Anti-inflammatory Activity of MTL-CEBPA, a Small Activating RNA Drug, in LPS-Stimulated Monocytes and Humanized Mice
- Mol Ther. 2019 May 8;27(5):999-1016. doi: 10.1016/j.ymthe.2019.02.018.
- 1. Department of Molecular and Cellular Biology, Beckman Research Institute, City of Hope, Duarte, CA 91010, USA.
- 2. Department of Molecular and Cellular Biology, Beckman Research Institute, City of Hope, Duarte, CA 91010, USA; Irell and Manella Graduate School of Biological Sciences, Beckman Research Institute, City of Hope, Duarte, CA 91010, USA.
- 3. Department of Surgery and Cancer, Imperial College London, London SW7 5NH, UK.
- 4. Translational Medicine Associates, LLC, Savannah, GA 31302, USA.
- 5. MiNA Therapeutics, Ltd., London W12 0BZ, UK.

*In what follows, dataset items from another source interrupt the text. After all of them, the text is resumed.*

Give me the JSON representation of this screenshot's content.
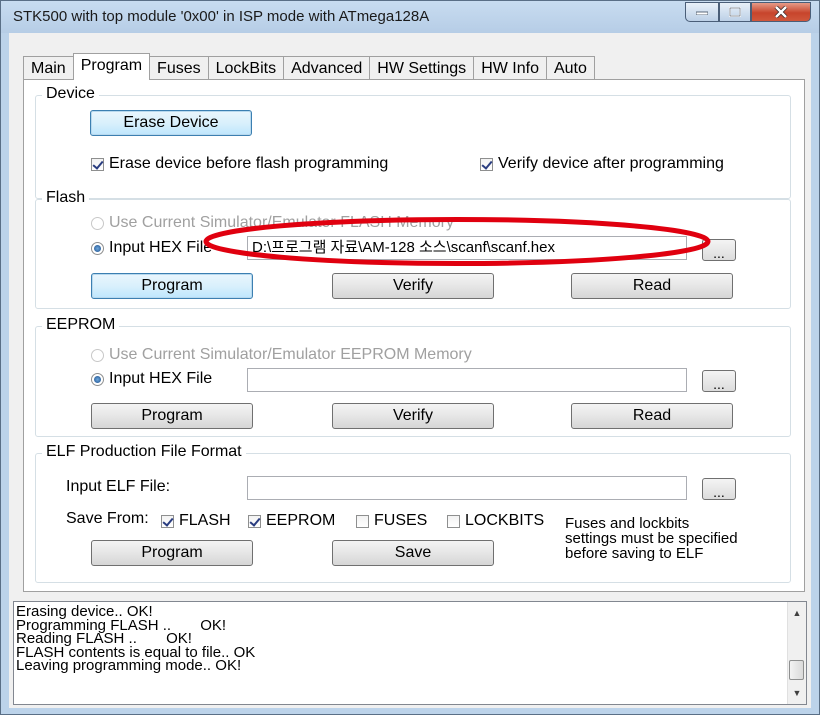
{
  "window": {
    "title": "STK500 with top module '0x00' in ISP mode with ATmega128A"
  },
  "tabs": [
    {
      "label": "Main"
    },
    {
      "label": "Program"
    },
    {
      "label": "Fuses"
    },
    {
      "label": "LockBits"
    },
    {
      "label": "Advanced"
    },
    {
      "label": "HW Settings"
    },
    {
      "label": "HW Info"
    },
    {
      "label": "Auto"
    }
  ],
  "device": {
    "legend": "Device",
    "erase_label": "Erase Device",
    "erase_before_flash_label": "Erase device before flash programming",
    "erase_before_flash_checked": true,
    "verify_after_label": "Verify device after programming",
    "verify_after_checked": true
  },
  "flash": {
    "legend": "Flash",
    "use_current_label": "Use Current Simulator/Emulator FLASH Memory",
    "input_hex_label": "Input HEX File",
    "hex_path": "D:\\프로그램 자료\\AM-128 소스\\scanf\\scanf.hex",
    "browse_label": "...",
    "program_label": "Program",
    "verify_label": "Verify",
    "read_label": "Read"
  },
  "eeprom": {
    "legend": "EEPROM",
    "use_current_label": "Use Current Simulator/Emulator EEPROM Memory",
    "input_hex_label": "Input HEX File",
    "hex_path": "",
    "browse_label": "...",
    "program_label": "Program",
    "verify_label": "Verify",
    "read_label": "Read"
  },
  "elf": {
    "legend": "ELF Production File Format",
    "input_label": "Input ELF File:",
    "path": "",
    "browse_label": "...",
    "save_from_label": "Save From:",
    "options": [
      {
        "label": "FLASH",
        "checked": true
      },
      {
        "label": "EEPROM",
        "checked": true
      },
      {
        "label": "FUSES",
        "checked": false
      },
      {
        "label": "LOCKBITS",
        "checked": false
      }
    ],
    "note_line1": "Fuses and lockbits",
    "note_line2": "settings must be specified",
    "note_line3": "before saving to ELF",
    "program_label": "Program",
    "save_label": "Save"
  },
  "log": {
    "lines": [
      "Erasing device.. OK!",
      "Programming FLASH ..       OK!",
      "Reading FLASH ..       OK!",
      "FLASH contents is equal to file.. OK",
      "Leaving programming mode.. OK!"
    ]
  },
  "colors": {
    "annotation": "#e0000f"
  }
}
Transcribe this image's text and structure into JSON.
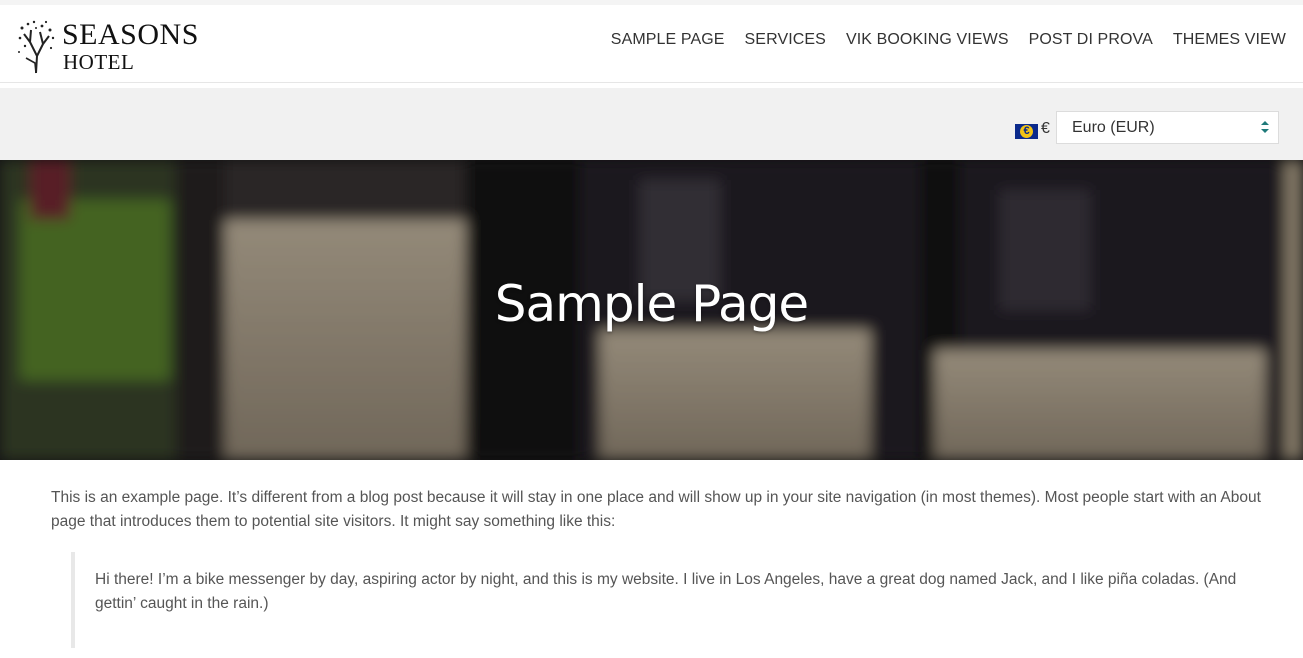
{
  "brand": {
    "line1": "SEASONS",
    "line2": "HOTEL"
  },
  "nav": {
    "items": [
      {
        "label": "SAMPLE PAGE"
      },
      {
        "label": "SERVICES"
      },
      {
        "label": "VIK BOOKING VIEWS"
      },
      {
        "label": "POST DI PROVA"
      },
      {
        "label": "THEMES VIEW"
      }
    ]
  },
  "currency": {
    "symbol": "€",
    "flag_glyph": "€",
    "selected": "Euro (EUR)",
    "flag_icon": "eu-flag-icon"
  },
  "hero": {
    "title": "Sample Page"
  },
  "content": {
    "intro": "This is an example page. It’s different from a blog post because it will stay in one place and will show up in your site navigation (in most themes). Most people start with an About page that introduces them to potential site visitors. It might say something like this:",
    "quote": "Hi there! I’m a bike messenger by day, aspiring actor by night, and this is my website. I live in Los Angeles, have a great dog named Jack, and I like piña coladas. (And gettin’ caught in the rain.)"
  },
  "colors": {
    "nav_text": "#333333",
    "currency_bar": "#f1f1f1",
    "hero_title": "#ffffff"
  }
}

- 6. Department of Surgery and Hepatitis Research Center, National Taiwan University Hospital, College of Medicine, Taipei 10617, Taiwan.

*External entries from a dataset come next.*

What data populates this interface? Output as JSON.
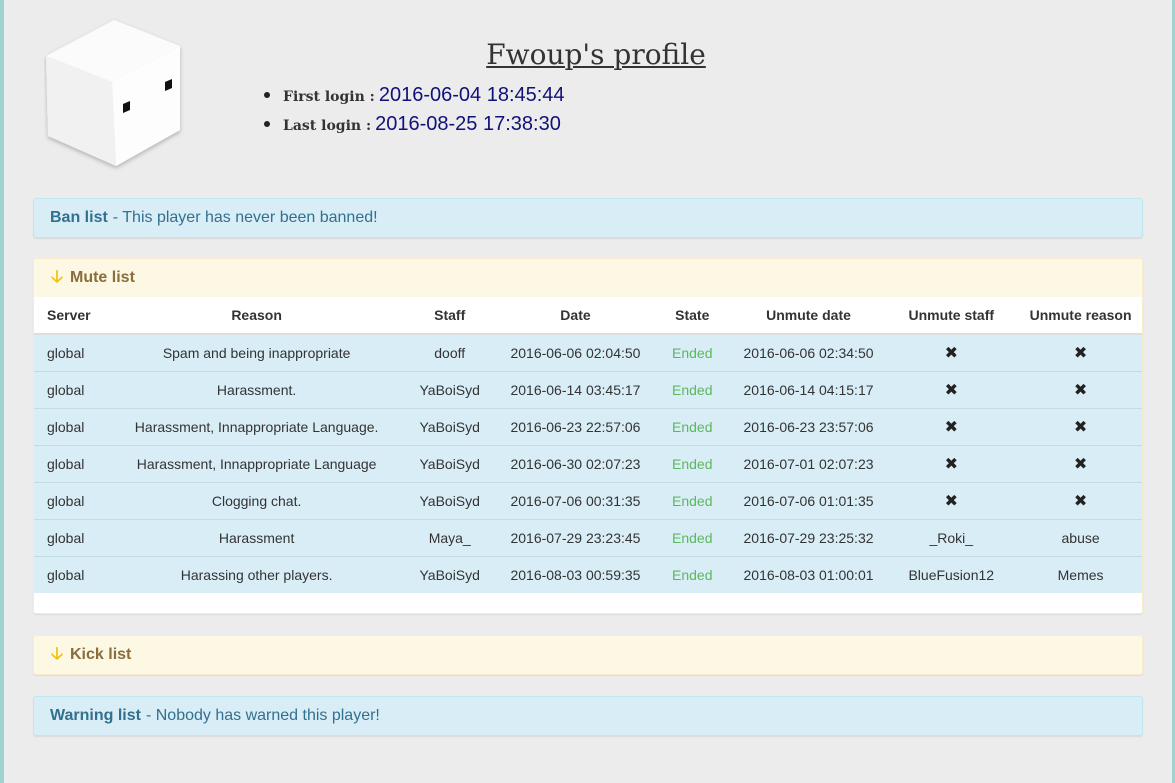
{
  "profile": {
    "title": "Fwoup's profile",
    "first_login_label": "First login :",
    "first_login_value": "2016-06-04 18:45:44",
    "last_login_label": "Last login :",
    "last_login_value": "2016-08-25 17:38:30"
  },
  "ban_panel": {
    "title": "Ban list",
    "message": "- This player has never been banned!"
  },
  "mute_panel": {
    "title": "Mute list",
    "columns": [
      "Server",
      "Reason",
      "Staff",
      "Date",
      "State",
      "Unmute date",
      "Unmute staff",
      "Unmute reason"
    ],
    "rows": [
      {
        "server": "global",
        "reason": "Spam and being inappropriate",
        "staff": "dooff",
        "date": "2016-06-06 02:04:50",
        "state": "Ended",
        "unmute_date": "2016-06-06 02:34:50",
        "unmute_staff": "✖",
        "unmute_reason": "✖"
      },
      {
        "server": "global",
        "reason": "Harassment.",
        "staff": "YaBoiSyd",
        "date": "2016-06-14 03:45:17",
        "state": "Ended",
        "unmute_date": "2016-06-14 04:15:17",
        "unmute_staff": "✖",
        "unmute_reason": "✖"
      },
      {
        "server": "global",
        "reason": "Harassment, Innappropriate Language.",
        "staff": "YaBoiSyd",
        "date": "2016-06-23 22:57:06",
        "state": "Ended",
        "unmute_date": "2016-06-23 23:57:06",
        "unmute_staff": "✖",
        "unmute_reason": "✖"
      },
      {
        "server": "global",
        "reason": "Harassment, Innappropriate Language",
        "staff": "YaBoiSyd",
        "date": "2016-06-30 02:07:23",
        "state": "Ended",
        "unmute_date": "2016-07-01 02:07:23",
        "unmute_staff": "✖",
        "unmute_reason": "✖"
      },
      {
        "server": "global",
        "reason": "Clogging chat.",
        "staff": "YaBoiSyd",
        "date": "2016-07-06 00:31:35",
        "state": "Ended",
        "unmute_date": "2016-07-06 01:01:35",
        "unmute_staff": "✖",
        "unmute_reason": "✖"
      },
      {
        "server": "global",
        "reason": "Harassment",
        "staff": "Maya_",
        "date": "2016-07-29 23:23:45",
        "state": "Ended",
        "unmute_date": "2016-07-29 23:25:32",
        "unmute_staff": "_Roki_",
        "unmute_reason": "abuse"
      },
      {
        "server": "global",
        "reason": "Harassing other players.",
        "staff": "YaBoiSyd",
        "date": "2016-08-03 00:59:35",
        "state": "Ended",
        "unmute_date": "2016-08-03 01:00:01",
        "unmute_staff": "BlueFusion12",
        "unmute_reason": "Memes"
      }
    ]
  },
  "kick_panel": {
    "title": "Kick list"
  },
  "warning_panel": {
    "title": "Warning list",
    "message": "- Nobody has warned this player!"
  },
  "icons": {
    "collapse": "arrow-down-icon",
    "none": "x-mark-icon",
    "avatar": "cube-avatar"
  },
  "colors": {
    "state_ended": "#5cb85c",
    "info_bg": "#d9edf7",
    "warn_bg": "#fcf8e3",
    "login_value": "#11117a"
  }
}
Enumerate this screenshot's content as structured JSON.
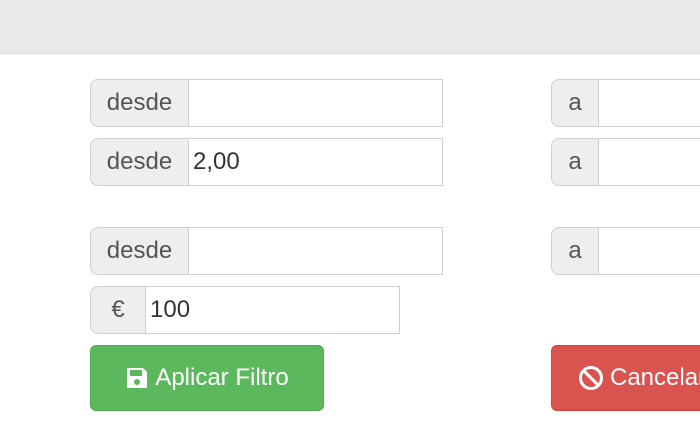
{
  "filters": {
    "row1": {
      "from_label": "desde",
      "from_value": "",
      "to_label": "a",
      "to_value": ""
    },
    "row2": {
      "from_label": "desde",
      "from_value": "2,00",
      "to_label": "a",
      "to_value": ""
    },
    "row3": {
      "from_label": "desde",
      "from_value": "",
      "to_label": "a",
      "to_value": ""
    },
    "price": {
      "currency_label": "€",
      "value": "100"
    }
  },
  "actions": {
    "apply": {
      "label": "Aplicar Filtro",
      "icon": "save-icon"
    },
    "cancel": {
      "label": "Cancelar",
      "icon": "ban-icon"
    }
  },
  "colors": {
    "apply_bg": "#5cb85c",
    "cancel_bg": "#d9534f",
    "addon_bg": "#eeeeee",
    "header_bg": "#e9e9e9"
  }
}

- 7. Department of Surgery and Cancer, Imperial College London, London SW7 5NH, UK; MiNA Therapeutics, Ltd., London W12 0BZ, UK. Electronic address: [email protected].
- 8. Department of Molecular and Cellular Biology, Beckman Research Institute, City of Hope, Duarte, CA 91010, USA; Irell and Manella Graduate School of Biological Sciences, Beckman Research Institute, City of Hope, Duarte, CA 91010, USA. Electronic address: [email protected].
Excessive or inappropriate inflammatory responses can cause serious and even fatal diseases. The CCAAT/enhancer-binding protein alpha (CEBPA) gene encodes C/EBPα, a transcription factor that plays a fundamental role in controlling maturation of the myeloid lineage and is also expressed during the late phase of inflammatory responses when signs of inflammation are decreasing. MTL-CEBPA, a small activating RNA targeting for upregulation of C/EBPα, is currently being evaluated in a phase 1b trial for treatment of hepatocellular carcinoma. After dosing, subjects had reduced levels of pro-inflammatory cytokines, and we therefore hypothesized that MTL-CEBPA has anti-inflammatory potential. The current study was conducted to determine the effects of C/EBPα saRNA - CEBPA-51 - on inflammation in vitro and in vivo after endotoxin challenge. CEBPA-51 led to increased expression of the C/EBPα gene and inhibition of pro-inflammatory cytokines in THP-1 monocytes previously stimulated by E. coli-derived lipopolysaccharide (LPS). Treatment with MTL-CEBPA in an LPS-challenged humanized mouse model upregulated C/EBPα mRNA, increased neutrophils, and attenuated production of several key pro-inflammatory cytokines, including TNF-α, IL-6, IL-1β, and IFN-γ. In addition, a Luminex analysis of mouse serum revealed that MTL-CEBPA reduced pro-inflammatory cytokines and increased the anti-inflammatory cytokine IL-10. Collectively, the data support further investigation of MTL-CEBPA in acute and chronic inflammatory diseases where this mechanism has pathogenic importance.